Нет людей, которые ничего не боятся. И у каждого страхи свои. Иногда они иррациональные, странные и даже смешные. Но от этого они не менее мучительны. Лично я боюсь ночных кошмаров. А точнее, одного конкретного кошмара, который периодически посещает меня во время, казалось бы, безмятежного сна. Ночной кошмар – понятие сугубо индивидуальное. У человека есть в глубинах подсознания нечто такое, что по неведомым причинам более прочих ужасов мира реального пугает его. И страх перед явлениями совершенно нереальными или же в настоящей жизни вовсе безобидными зачастую заполняет человеческий сон, превращая его из благостного отдыха в утомительное страдание, безмерно усугубляющее томление мятущегося духа.
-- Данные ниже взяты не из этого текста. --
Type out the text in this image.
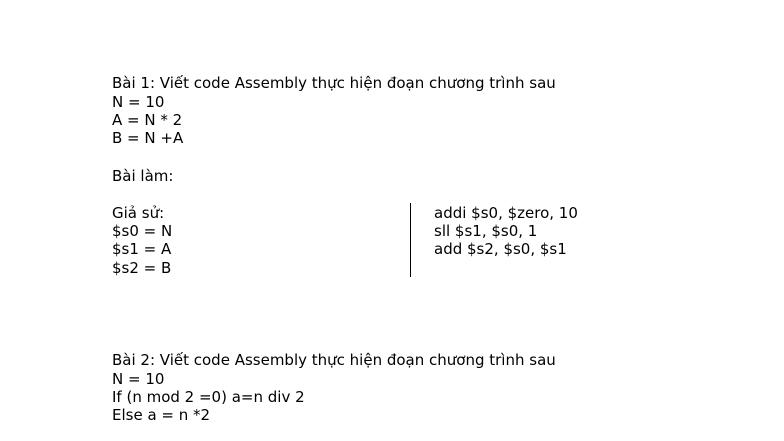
Bài 1: Viết code Assembly thực hiện đoạn chương trình sau
N = 10
A = N * 2
B = N +A
Bài làm:
Giả sử:
$s0 = N
$s1 = A
$s2 = B
addi $s0, $zero, 10
sll $s1, $s0, 1
add $s2, $s0, $s1
Bài 2: Viết code Assembly thực hiện đoạn chương trình sau
N = 10
If (n mod 2 =0) a=n div 2
Else a = n *2
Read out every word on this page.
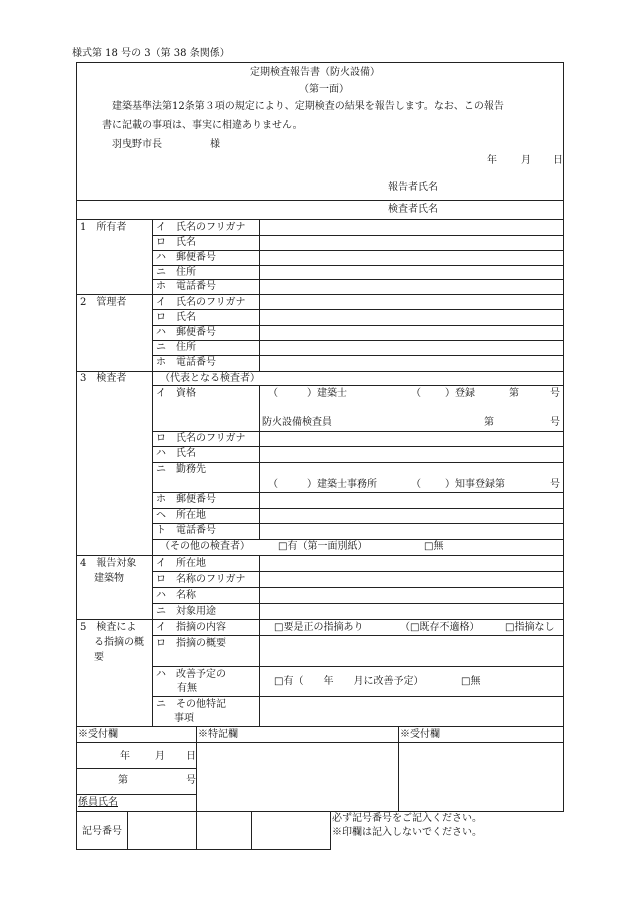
様式第 18 号の 3（第 38 条関係）
定期検査報告書（防火設備）
（第一面）
建築基準法第12条第３項の規定により、定期検査の結果を報告します。なお、この報告
書に記載の事項は、事実に相違ありません。
羽曳野市長	様
年 月 日
報告者氏名
検査者氏名
1　所有者	イ　氏名のフリガナ
ロ　氏名
ハ　郵便番号
ニ　住所
ホ　電話番号
2　管理者	イ　氏名のフリガナ
ロ　氏名
ハ　郵便番号
ニ　住所
ホ　電話番号
3　検査者	（代表となる検査者）
イ　資格	（	）建築士	（ ）登録	第	号
防火設備検査員	第	号
ロ　氏名のフリガナ
ハ　氏名
ニ　勤務先
（	）建築士事務所	（ ）知事登録第	号
ホ　郵便番号
ヘ　所在地
ト　電話番号
（その他の検査者）	□有（第一面別紙）	□無
4　報告対象
建築物
イ　所在地
ロ　名称のフリガナ
ハ　名称
ニ　対象用途
5　検査によ
る指摘の概
要
イ　指摘の内容	□要是正の指摘あり	（□既存不適格）	□指摘なし
ロ　指摘の概要
ハ　改善予定の
有無
□有（　　年　　月に改善予定）	□無
ニ　その他特記
事項
※受付欄	※特記欄	※受付欄
年	月 日
第	号
係員氏名
記号番号
必ず記号番号をご記入ください。
※印欄は記入しないでください。
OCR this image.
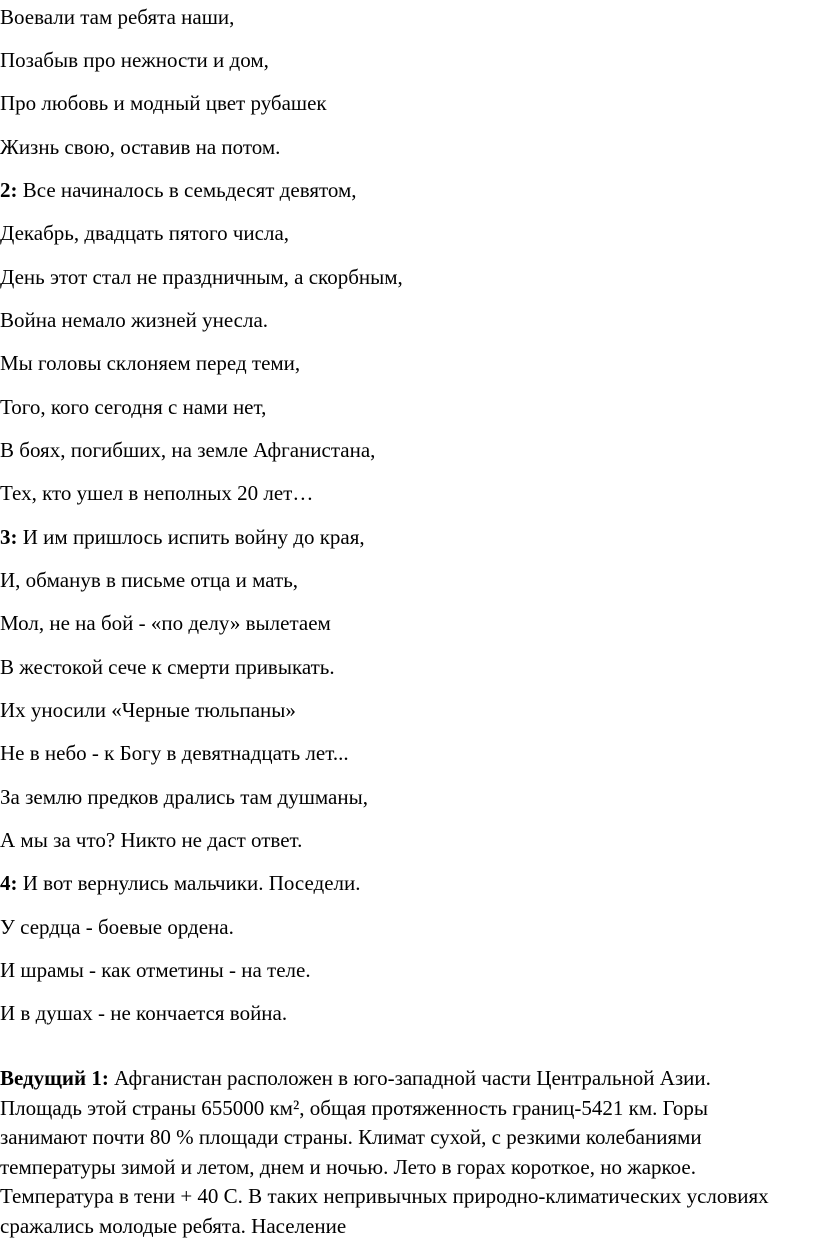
Воевали там ребята наши,

Позабыв про нежности и дом,

Про любовь и модный цвет рубашек

Жизнь свою, оставив на потом.

2: Все начиналось в семьдесят девятом,

Декабрь, двадцать пятого числа,

День этот стал не праздничным, а скорбным,

Война немало жизней унесла.

Мы головы склоняем перед теми,

Того, кого сегодня с нами нет,

В боях, погибших, на земле Афганистана,

Тех, кто ушел в неполных 20 лет…

3: И им пришлось испить войну до края,

И, обманув в письме отца и мать,

Мол, не на бой - «по делу» вылетаем

В жестокой сече к смерти привыкать.

Их уносили «Черные тюльпаны»

Не в небо - к Богу в девятнадцать лет...

За землю предков дрались там душманы,

А мы за что? Никто не даст ответ.

4: И вот вернулись мальчики. Поседели.

У сердца - боевые ордена.

И шрамы - как отметины - на теле.

И в душах - не кончается война.

Ведущий 1: Афганистан расположен в юго-западной части Центральной Азии. Площадь этой страны 655000 км², общая протяженность границ-5421 км. Горы занимают почти 80 % площади страны. Климат сухой, с резкими колебаниями температуры зимой и летом, днем и ночью. Лето в горах короткое, но жаркое. Температура в тени + 40 С. В таких непривычных природно-климатических условиях сражались молодые ребята. Население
Ужаснейшим видением, посещавшим мои сны с самой ранней юности, была гигантская стрекоза, а точнее, даже не сама стрекоза, но огромные сетчатые глаза ее. Стрекоза появляется внезапно и неотвратимо. Я сама не понимаю каждый раз, сон это или явь. Чудовищное насекомое надвигается на меня медленно, но неуклонно. И я, словно парализованная, наблюдаю свои собственные множественные отражения в сверкающих ячейках. Человеческое существо интуитивно воспринимает зрачки, направленные на него, как некое отражение – если и не души, то, по крайней мере, примитивного сознания живого организма. И мы находим или преданность в наивных глазах пса, или печаль во взгляде усталой лошади, или хотя бы злость и жажду крови в безжалостном остром взгляде изготовившейся для последнего прыжка пантеры. И мы знаем, что там, в глубине черепной коробки, не только у человека, но и у зверя есть мозг, пристанище сознания, на которое можно воздействовать добротой, твердостью или, по крайней мере, устрашением. За взглядом же стрекозы не стоит ничего. Мозг отсутствует. И нет прибежища даже малому осколку вселенского духа. Есть только голод, который и управляет живым автоматом. Сожрать и оставить потомство – это самый примитивный алгоритм жизни. В алгоритме этом почти нет условных блоков. Программа существования насекомого столь проста, что в ней даже не нашлось места для реальной заботы о сохранении собственной жизни, ибо слишком коротка и ничтожна сама эта… жизнь.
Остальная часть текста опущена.